Soyez sages ! #4 – Le Banquet de Platon
2 mars 22:31, par ProtégeonslaPalestineLa philosophie de Platon repose sur l’idée d’une tension, d’une distorsion anamorphotique entre la perfection de l’essence et la dégradation de la substance. Dans le dualisme platonicien, la matière est le succédané de l’Idée, dont elle n’est que la scorie, le reflet imparfait qui subsiste au terme d’un processus de chute qualitative. Le Beau serait ainsi une réverbération sensible atténuée, une déclinaison spéculaire (en miroir) amoindrie, mais néanmoins reconnaissable, de l’indépassable sublimité de l’Idée du Bien.
La beauté n’étant pas une fin en soi, mais une porte d’accès à l’absoluité de l’Idée qu’elle incarne, une invitation à la connaissance de l’abstraction dont elle est la dégradation sensible, elle a pour vocation première de permettre l’accès à la transcendance, par le truchement des sens. La dichotomie que Platon établit entre le corps idéel et le corps matériel est à l’origine d’une cosmologie dualiste qui a connu une postérité philosophique et religieuse prolifiques.
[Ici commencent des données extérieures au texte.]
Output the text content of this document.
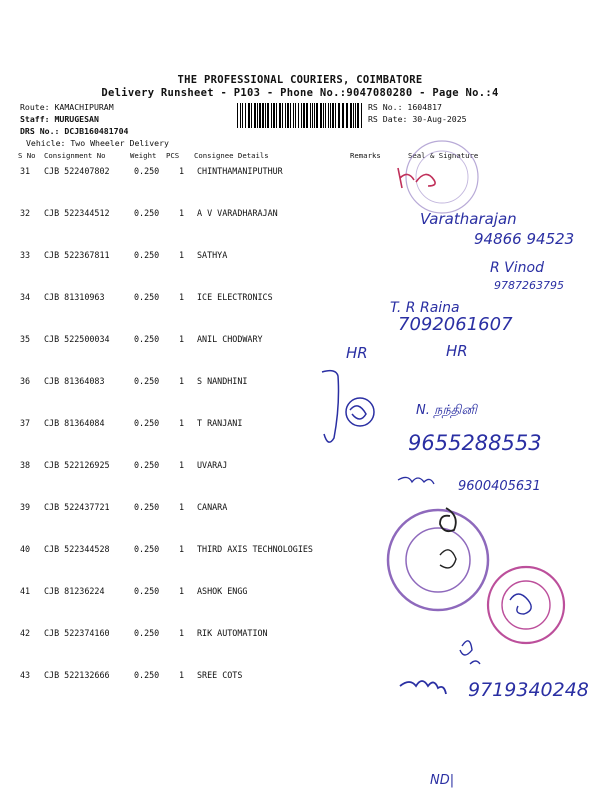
THE PROFESSIONAL COURIERS, COIMBATORE
Delivery Runsheet - P103 - Phone No.:9047080280 - Page No.:4
Route: KAMACHIPURAM
Staff: MURUGESAN
DRS No.: DCJB160481704
Vehicle: Two Wheeler Delivery
RS No.: 1604817
RS Date: 30-Aug-2025
S No Consignment No	Weight PCS Consignee Details	Remarks	Seal & Signature
31 CJB 522407802	0.250 1 CHINTHAMANIPUTHUR
32 CJB 522344512	0.250 1 A V VARADHARAJAN
33 CJB 522367811	0.250 1 SATHYA
34 CJB 81310963	0.250 1 ICE ELECTRONICS
35 CJB 522500034	0.250 1 ANIL CHODWARY
36 CJB 81364083	0.250 1 S NANDHINI
37 CJB 81364084	0.250 1 T RANJANI
38 CJB 522126925	0.250 1 UVARAJ
39 CJB 522437721	0.250 1 CANARA
40 CJB 522344528	0.250 1 THIRD AXIS TECHNOLOGIES
41 CJB 81236224	0.250 1 ASHOK ENGG
42 CJB 522374160	0.250 1 RIK AUTOMATION
43 CJB 522132666	0.250 1 SREE COTS
Varatharajan
94866 94523
R Vinod
9787263795
T. R Raina
7092061607
HR	HR
N. நந்தினி
9655288553
9600405631
9719340248
ND|
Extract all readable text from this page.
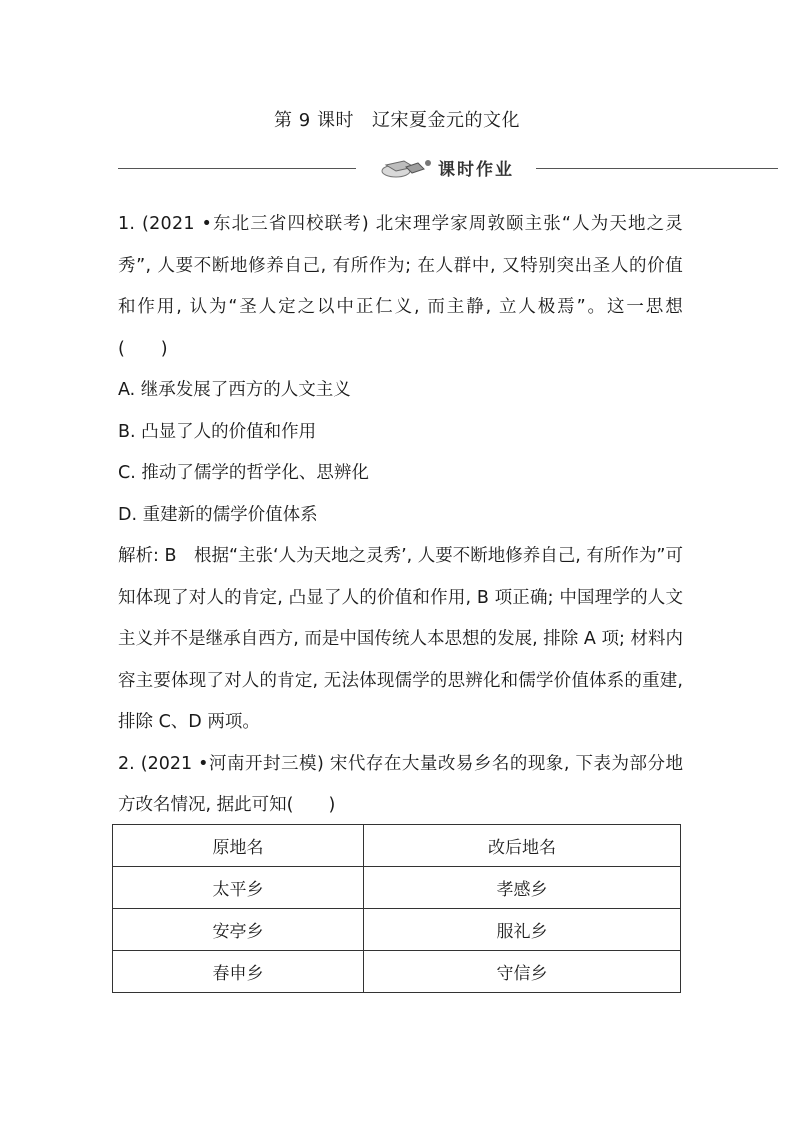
第 9 课时 辽宋夏金元的文化
课时作业

1. (2021 •东北三省四校联考) 北宋理学家周敦颐主张“人为天地之灵秀”, 人要不断地修养自己, 有所作为; 在人群中, 又特别突出圣人的价值和作用, 认为“圣人定之以中正仁义, 而主静, 立人极焉”。这一思想(　　)

A. 继承发展了西方的人文主义

B. 凸显了人的价值和作用

C. 推动了儒学的哲学化、思辨化

D. 重建新的儒学价值体系

解析: B　根据“主张‘人为天地之灵秀’, 人要不断地修养自己, 有所作为”可知体现了对人的肯定, 凸显了人的价值和作用, B 项正确; 中国理学的人文主义并不是继承自西方, 而是中国传统人本思想的发展, 排除 A 项; 材料内容主要体现了对人的肯定, 无法体现儒学的思辨化和儒学价值体系的重建, 排除 C、D 两项。

2. (2021 •河南开封三模) 宋代存在大量改易乡名的现象, 下表为部分地方改名情况, 据此可知(　　)

原地名	改后地名
太平乡	孝感乡
安亭乡	服礼乡
春申乡	守信乡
Ainsi, me semble t-il que Platon est aussi bien le père du rousseauisme qui oppose, pour prémisse, la société viciée à l’état de pureté naturelle, que le précurseur du transcendantalisme emersonien de la Nouvelle-Angleterre, qui postule que les institutions politiques corrompent la bonté originelle de l’homme, de même qu’il offre une postérité philosophique aux antagonismes du dualisme zoroastrien, qui mettait en concurrence l’esprit, source de bien, et le corps, comme origine du mal, sans compter que le platonisme fut une préfiguration intuitive du primat que les théologies religieuses donnent à l’esprit sur la matière, vecteur de péché.
Le pouvoir éminemment civilisateur de la sagesse de Platon tient à ce qu’il a introduit une hiérarchie métaphysique, via la notion de perfection et de transcendance de l’essence, qui supplante la substance. Notre monde sensible résulte d’une altération de la réalité prélapsaire (antérieure à la chute, à l’incarnation matérielle), à un moment de l’histoire indo-européenne, où la vie de la cité et la pratique religieuse étaient régies par les limites conceptuelles de l’immanence : les imperfections liées à l’anthropomorphisme des dieux et au zoomorphisme des passions humaines constituaient des croyances limitantes, une finitude de la représentation à laquelle Platon a apporté un dépassement.